If the doormen and other service workers had gone on strike, residents of the affected buildings would have had to perform their own chores, like sorting mail, screening visitors, hauling garbage out to the curb and operating elevators. [...] A strike would have disrupted the daily routines of hundreds of thousands of middle-class residents from upper Broadway to Brownsville, as well as affluent owners of Park Avenue penthouses. Along with picket lines in front of many of their homes, they would have been confronted with the loss of the people who sign for their packages, carry their luggage and let the pizza deliverers and dog walkers into the building. Residents of many buildings had been asked to pitch in to sort the mail, announce visitors by intercom, operate elevators and haul garbage to the curb if necessary.

Or when Bloomberg explained:

“It’s going to be annoying because our building told us that if this does happen, there won’t be any collection of laundry, you won’t be able to pick up your packages at the front desk and you’ll have to throw away your own trash on the side of the building,” said Rajeev Sharma, a money manager at First Investors Management Co. who lives in the Atlas Building on West 38th Street. “It’s probably just going to be more stuff to do, more chores to do on the weekend.”

Even the Wall Street Journal couldn’t resist the urge to cover the resolution of the strike:

In reaching a deal, residents of about 3,000 city apartments and condos will see no change in their security, delivery and trash services, all of which would have been jeopardized had a strike occurred.

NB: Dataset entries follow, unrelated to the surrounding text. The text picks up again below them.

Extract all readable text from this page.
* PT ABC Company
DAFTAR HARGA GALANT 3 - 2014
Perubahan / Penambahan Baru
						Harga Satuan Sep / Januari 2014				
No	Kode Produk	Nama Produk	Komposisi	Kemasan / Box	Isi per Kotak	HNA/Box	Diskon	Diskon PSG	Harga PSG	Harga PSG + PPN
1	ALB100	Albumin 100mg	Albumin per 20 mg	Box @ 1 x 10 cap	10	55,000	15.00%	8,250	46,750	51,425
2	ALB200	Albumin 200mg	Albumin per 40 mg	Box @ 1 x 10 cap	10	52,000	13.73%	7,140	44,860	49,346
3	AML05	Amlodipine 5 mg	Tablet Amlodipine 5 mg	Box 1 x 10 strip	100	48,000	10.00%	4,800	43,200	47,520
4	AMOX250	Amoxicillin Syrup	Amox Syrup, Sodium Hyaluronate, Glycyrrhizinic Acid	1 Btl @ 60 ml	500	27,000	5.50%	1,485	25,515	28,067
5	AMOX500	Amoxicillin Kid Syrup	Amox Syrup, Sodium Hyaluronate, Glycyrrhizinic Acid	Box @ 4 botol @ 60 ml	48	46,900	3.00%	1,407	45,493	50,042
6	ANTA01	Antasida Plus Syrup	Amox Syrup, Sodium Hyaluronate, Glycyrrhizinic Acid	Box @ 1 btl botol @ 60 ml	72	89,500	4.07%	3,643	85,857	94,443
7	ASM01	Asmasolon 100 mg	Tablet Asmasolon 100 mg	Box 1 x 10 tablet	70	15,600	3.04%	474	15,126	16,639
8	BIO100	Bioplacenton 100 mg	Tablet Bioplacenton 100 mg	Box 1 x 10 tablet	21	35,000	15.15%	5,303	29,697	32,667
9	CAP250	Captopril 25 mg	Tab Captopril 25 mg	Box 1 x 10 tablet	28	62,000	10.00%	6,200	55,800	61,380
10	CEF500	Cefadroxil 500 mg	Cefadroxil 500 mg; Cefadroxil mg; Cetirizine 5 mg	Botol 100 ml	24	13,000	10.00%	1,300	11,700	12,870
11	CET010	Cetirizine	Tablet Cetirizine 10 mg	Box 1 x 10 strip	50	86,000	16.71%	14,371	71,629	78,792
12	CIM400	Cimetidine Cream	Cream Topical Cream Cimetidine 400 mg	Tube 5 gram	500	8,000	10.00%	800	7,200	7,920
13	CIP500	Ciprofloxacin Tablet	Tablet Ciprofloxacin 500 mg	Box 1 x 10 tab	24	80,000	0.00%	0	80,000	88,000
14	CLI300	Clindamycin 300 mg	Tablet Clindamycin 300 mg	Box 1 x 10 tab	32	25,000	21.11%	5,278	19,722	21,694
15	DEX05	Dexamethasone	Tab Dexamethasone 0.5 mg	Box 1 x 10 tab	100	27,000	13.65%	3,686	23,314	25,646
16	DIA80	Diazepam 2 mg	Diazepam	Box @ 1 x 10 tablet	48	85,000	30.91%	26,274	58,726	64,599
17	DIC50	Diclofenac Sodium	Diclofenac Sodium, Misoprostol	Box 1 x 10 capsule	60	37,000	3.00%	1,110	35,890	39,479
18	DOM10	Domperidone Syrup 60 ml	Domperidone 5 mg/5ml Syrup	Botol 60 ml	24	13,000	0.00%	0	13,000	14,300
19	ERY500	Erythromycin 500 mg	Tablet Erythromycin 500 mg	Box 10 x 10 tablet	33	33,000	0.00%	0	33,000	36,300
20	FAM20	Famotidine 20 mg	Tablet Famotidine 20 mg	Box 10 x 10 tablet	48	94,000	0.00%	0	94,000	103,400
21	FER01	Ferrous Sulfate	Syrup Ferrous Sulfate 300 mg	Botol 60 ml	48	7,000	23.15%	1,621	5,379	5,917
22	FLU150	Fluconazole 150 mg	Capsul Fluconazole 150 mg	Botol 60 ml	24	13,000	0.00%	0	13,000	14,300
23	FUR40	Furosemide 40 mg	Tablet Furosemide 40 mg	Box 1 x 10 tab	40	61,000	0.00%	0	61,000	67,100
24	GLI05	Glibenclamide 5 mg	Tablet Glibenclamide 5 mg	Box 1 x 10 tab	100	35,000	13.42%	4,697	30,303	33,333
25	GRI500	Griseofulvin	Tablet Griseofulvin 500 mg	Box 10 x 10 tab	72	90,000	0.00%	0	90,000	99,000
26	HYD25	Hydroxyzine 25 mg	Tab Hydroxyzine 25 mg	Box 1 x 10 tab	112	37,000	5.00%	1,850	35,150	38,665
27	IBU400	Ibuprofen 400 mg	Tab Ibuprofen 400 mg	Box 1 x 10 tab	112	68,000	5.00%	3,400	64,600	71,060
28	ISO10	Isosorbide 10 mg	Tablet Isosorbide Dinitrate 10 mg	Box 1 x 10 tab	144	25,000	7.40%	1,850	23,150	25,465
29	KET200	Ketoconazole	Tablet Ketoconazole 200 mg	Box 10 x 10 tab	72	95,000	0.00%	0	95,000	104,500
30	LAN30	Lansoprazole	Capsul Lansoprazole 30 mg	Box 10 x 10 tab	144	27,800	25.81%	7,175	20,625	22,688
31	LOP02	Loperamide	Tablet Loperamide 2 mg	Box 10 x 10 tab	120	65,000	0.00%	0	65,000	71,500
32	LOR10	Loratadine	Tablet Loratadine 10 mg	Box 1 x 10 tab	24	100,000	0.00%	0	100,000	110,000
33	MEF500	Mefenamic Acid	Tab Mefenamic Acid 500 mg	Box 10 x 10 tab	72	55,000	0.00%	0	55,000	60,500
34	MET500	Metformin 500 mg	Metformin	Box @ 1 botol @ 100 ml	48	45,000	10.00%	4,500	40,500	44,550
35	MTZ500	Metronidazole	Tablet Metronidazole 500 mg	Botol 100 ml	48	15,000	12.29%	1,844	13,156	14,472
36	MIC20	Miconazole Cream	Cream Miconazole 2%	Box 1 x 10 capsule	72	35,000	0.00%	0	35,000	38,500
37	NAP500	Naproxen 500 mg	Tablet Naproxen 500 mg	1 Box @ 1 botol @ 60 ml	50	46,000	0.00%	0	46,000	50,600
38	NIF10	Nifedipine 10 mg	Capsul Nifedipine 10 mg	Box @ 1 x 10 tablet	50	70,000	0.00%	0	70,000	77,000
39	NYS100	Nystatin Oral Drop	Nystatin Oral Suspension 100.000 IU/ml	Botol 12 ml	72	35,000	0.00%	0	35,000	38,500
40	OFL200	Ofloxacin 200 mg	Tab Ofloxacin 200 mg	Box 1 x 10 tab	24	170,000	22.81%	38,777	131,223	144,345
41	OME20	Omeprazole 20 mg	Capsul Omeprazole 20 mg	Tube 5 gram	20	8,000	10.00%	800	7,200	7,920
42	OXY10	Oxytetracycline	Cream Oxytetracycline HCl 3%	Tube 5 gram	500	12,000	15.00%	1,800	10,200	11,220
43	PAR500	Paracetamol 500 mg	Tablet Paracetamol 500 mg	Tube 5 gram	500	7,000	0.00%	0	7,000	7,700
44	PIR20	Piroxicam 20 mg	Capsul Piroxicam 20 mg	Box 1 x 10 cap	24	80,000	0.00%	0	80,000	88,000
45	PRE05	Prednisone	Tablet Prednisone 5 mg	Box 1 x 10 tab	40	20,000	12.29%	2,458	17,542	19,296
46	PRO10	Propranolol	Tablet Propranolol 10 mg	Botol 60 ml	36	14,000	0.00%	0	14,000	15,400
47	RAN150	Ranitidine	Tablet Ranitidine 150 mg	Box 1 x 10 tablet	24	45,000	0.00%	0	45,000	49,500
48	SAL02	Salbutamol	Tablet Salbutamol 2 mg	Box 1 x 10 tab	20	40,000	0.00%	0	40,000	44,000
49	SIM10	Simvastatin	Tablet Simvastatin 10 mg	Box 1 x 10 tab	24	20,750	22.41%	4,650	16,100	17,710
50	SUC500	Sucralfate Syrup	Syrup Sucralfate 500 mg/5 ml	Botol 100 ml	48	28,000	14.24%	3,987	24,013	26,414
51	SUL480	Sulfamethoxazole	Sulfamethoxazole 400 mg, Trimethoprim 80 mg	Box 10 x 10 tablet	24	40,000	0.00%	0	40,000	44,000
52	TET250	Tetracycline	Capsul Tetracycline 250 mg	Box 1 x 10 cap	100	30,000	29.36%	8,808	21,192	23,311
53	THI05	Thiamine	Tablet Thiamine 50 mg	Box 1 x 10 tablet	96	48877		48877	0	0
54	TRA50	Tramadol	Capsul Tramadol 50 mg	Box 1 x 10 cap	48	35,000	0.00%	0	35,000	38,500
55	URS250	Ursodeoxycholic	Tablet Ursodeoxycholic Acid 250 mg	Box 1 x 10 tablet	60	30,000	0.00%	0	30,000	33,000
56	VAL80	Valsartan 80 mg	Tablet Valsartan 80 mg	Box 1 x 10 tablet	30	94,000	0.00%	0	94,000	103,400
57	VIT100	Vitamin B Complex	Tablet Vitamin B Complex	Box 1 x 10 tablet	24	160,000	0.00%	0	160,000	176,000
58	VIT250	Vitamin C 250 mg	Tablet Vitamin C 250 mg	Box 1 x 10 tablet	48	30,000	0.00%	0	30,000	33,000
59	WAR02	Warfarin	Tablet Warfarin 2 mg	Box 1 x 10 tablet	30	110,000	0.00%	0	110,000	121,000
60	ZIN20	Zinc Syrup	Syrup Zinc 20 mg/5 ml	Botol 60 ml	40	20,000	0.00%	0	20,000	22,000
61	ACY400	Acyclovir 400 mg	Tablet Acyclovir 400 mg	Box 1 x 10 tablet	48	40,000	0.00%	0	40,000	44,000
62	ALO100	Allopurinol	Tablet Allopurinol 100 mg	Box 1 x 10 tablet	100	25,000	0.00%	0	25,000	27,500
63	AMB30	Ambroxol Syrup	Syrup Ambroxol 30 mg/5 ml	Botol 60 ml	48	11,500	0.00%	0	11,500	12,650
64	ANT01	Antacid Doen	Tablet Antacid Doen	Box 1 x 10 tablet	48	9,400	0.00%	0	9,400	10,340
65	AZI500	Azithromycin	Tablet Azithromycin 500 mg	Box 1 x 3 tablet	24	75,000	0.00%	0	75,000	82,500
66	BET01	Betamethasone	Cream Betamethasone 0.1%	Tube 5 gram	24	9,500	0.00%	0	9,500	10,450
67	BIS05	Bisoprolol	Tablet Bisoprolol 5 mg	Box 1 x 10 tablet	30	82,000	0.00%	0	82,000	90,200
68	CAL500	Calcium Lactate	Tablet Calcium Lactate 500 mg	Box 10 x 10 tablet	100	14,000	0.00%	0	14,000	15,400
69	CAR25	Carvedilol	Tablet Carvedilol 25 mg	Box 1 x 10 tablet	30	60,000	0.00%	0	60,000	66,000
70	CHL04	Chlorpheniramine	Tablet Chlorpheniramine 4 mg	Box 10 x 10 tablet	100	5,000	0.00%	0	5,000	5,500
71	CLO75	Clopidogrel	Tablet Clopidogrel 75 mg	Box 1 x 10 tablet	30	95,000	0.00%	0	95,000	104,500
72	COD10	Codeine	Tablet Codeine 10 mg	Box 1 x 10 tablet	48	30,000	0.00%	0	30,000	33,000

At least The New York Times was somewhat self aware as to how the whole thing sounded to “the rest of us”, prompting the piece “In Event of a Strike, How to Open the Doors“.

Image by Rennett Stowe.

SEIU: Green with Envy?

Wednesday, February 24th, 2010

Yesterday, SEIU Local 26 became the latest local in the country to create a local protest, highlighting big bank’s profits.

From the SEIU blog yesterday:

“To symbolize this loss, 14,000 little monopoly houses were dropped by “Mr. Moneybags” at the action site. [...] Both actions are part of a continued effort to demand that big bank executives–like US Bancorp and Wells Fargo–do the right thing to fulfill their responsibility to the taxpayers that bailed them out by supporting better jobs and a green future, and helping keep working Americans in their homes.”

So you can watch the video here, but otherwise, trust me when I tell you that the image to the right is the floor of the Wells Fargo once the protesters were done with the place. They throw monopoly game piece houses everywhere and printed up thousands of “Minneapoly” bills which were thrown out of money bags. Here’s their self-congratulatory post today on SEIU.org.

I hope no small children walked in during the protest given the choking hazard of those little houses. The SEIU should have a sign: “SEIU Protests and Rallies: Unsuitable for employers and children under the age of 8.”

I find this whole thing ironic because while they probably don’t mind that they created work for their SEIU compatriots who clean Minneapolis, the amount of trash they created–littering with paper and little plastic houses– doesn’t really gel with the SEIU’s other major agenda point in Minneapolis: Being environmentally friendly. Did you catch the “green future” quote?

It should not come a s surprise that the SEIU’s “green” agenda is more about additional things to hold against employers during negotiations and less about actually caring for the environment.

In December, I wrote that “[c]aring about the environment and conservation is great (a nice change from how unions used to be), and workers safety is paramount, but for the SEIU, it is also a REALLY convenient thing to use as a trump card in negotiations.”

I have a problem with a protest trashing a place of business, but like I said, I imagine unionized workers actually did have to clean up the mess. If the 300 janitors who marched in December for greener work places want to speak out for the environment, maybe they should say something about yesterday’s protest.